Ian Phillips - The Makings and Unmakings in the Making of Me: Affirming and Improving the Professional Practices of an Educator - The African Storyteller.

This study seeks to demonstrate how storytelling, so central in African oral traditions, has importance for framing inner conversations/dialogue and as a result of these inner conversations, the creation of one's own stories. These inner conversations recall important life events that have had influence on the shaping and masking of who I am in the world and the world in me - the makings and unmakings in the making of me.

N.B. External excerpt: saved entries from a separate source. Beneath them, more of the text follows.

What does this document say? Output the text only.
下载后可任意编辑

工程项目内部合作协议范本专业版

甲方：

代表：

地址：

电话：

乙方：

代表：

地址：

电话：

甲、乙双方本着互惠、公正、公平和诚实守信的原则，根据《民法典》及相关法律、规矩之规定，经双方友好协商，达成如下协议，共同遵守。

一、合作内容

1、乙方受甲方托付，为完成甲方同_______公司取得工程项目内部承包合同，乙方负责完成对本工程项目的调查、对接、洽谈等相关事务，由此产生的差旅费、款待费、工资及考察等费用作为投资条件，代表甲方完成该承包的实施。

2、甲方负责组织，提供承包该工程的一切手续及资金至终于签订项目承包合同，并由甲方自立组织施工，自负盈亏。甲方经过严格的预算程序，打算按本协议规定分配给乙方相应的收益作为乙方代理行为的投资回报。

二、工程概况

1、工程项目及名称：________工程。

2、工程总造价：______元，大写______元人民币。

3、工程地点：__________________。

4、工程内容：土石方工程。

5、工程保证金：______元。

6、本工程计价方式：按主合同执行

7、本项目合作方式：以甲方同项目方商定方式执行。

In the study I will utilise stories to give evidence of the inner tensions that have impacted on my self-identity, living values, interpretation of experiences, attitudinal displays and live actions to show how who I am and my way of being has changed over time and that the prospect of further changes in the future remains. Yet, I also hope to show that despite this dynamic and ever-changing self, I have come to affirm a dynamic Africanness, predisposed to share loving relationships and be engaged democratically within my community - my African Worldview.

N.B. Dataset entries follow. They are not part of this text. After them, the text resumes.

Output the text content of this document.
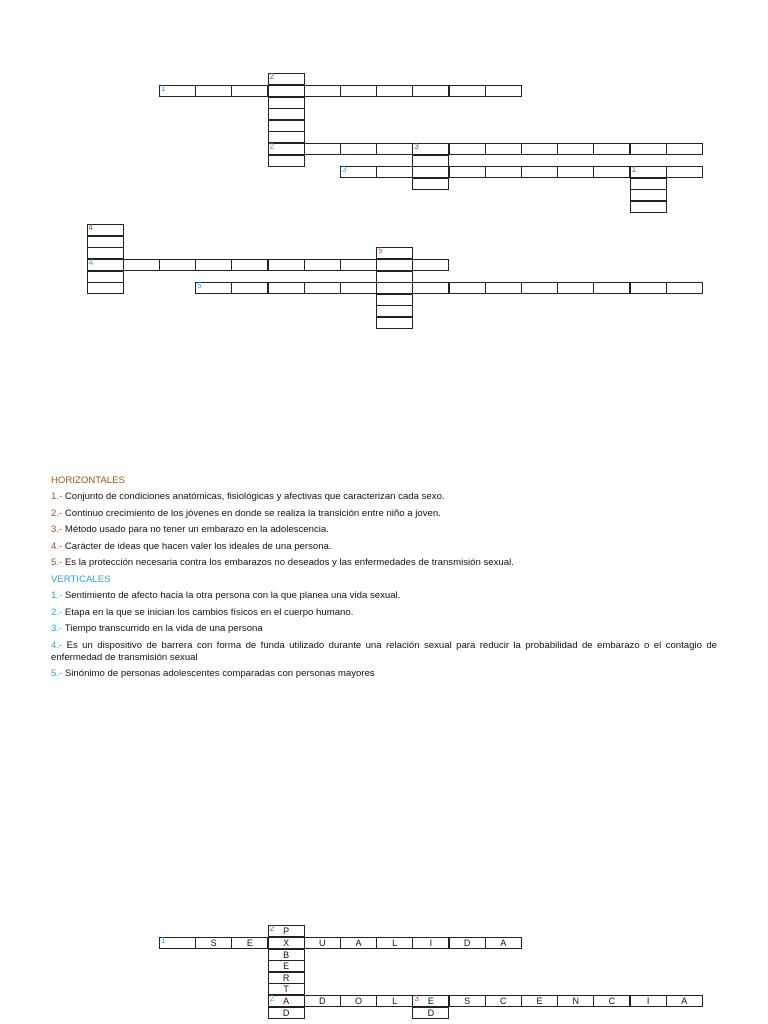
1
2
2	3
3	1
4
4
5
5
1	S	E	X	U	A	L	I	D	A
2	P
B
E
R
T
2	A
D
D	O	L	3	E	S	C	E	N	C	I	A
D
HORIZONTALES
1.- Conjunto de condiciones anatómicas, fisiológicas y afectivas que caracterizan cada sexo.
2.- Continuo crecimiento de los jóvenes en donde se realiza la transición entre niño a joven.
3.- Método usado para no tener un embarazo en la adolescencia.
4.- Carácter de ideas que hacen valer los ideales de una persona.
5.- Es la protección necesaria contra los embarazos no deseados y las enfermedades de transmisión sexual.
VERTICALES
1.- Sentimiento de afecto hacia la otra persona con la que planea una vida sexual.
2.- Etapa en la que se inician los cambios físicos en el cuerpo humano.
3.- Tiempo transcurrido en la vida de una persona
4.- Es un dispositivo de barrera con forma de funda utilizado durante una relación sexual para reducir la probabilidad de embarazo o el contagio de enfermedad de transmisión sexual
5.- Sinónimo de personas adolescentes comparadas con personas mayores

Therefore, I want to self-inquiry into the qualities of the African Storyteller in me, share how I have used these qualities and give evidence of how I have assisted others through 'storytelling as dialogue' in the finding of their qualities. I also want to inquiry collaboratively into whether my African World view can be affirmed/improved/integrated in my professional practices at the Sankofa Learning Centre/Mandiani Project.

Furthermore, it is my view that storytelling as a presentational form has importance beyond that of self, and I intend to evidence how the sharing of stories offers too, the decided prospect of building positive dialogue/relationships between individuals, with members of families, people in organisations, groups in communities and amongst nations.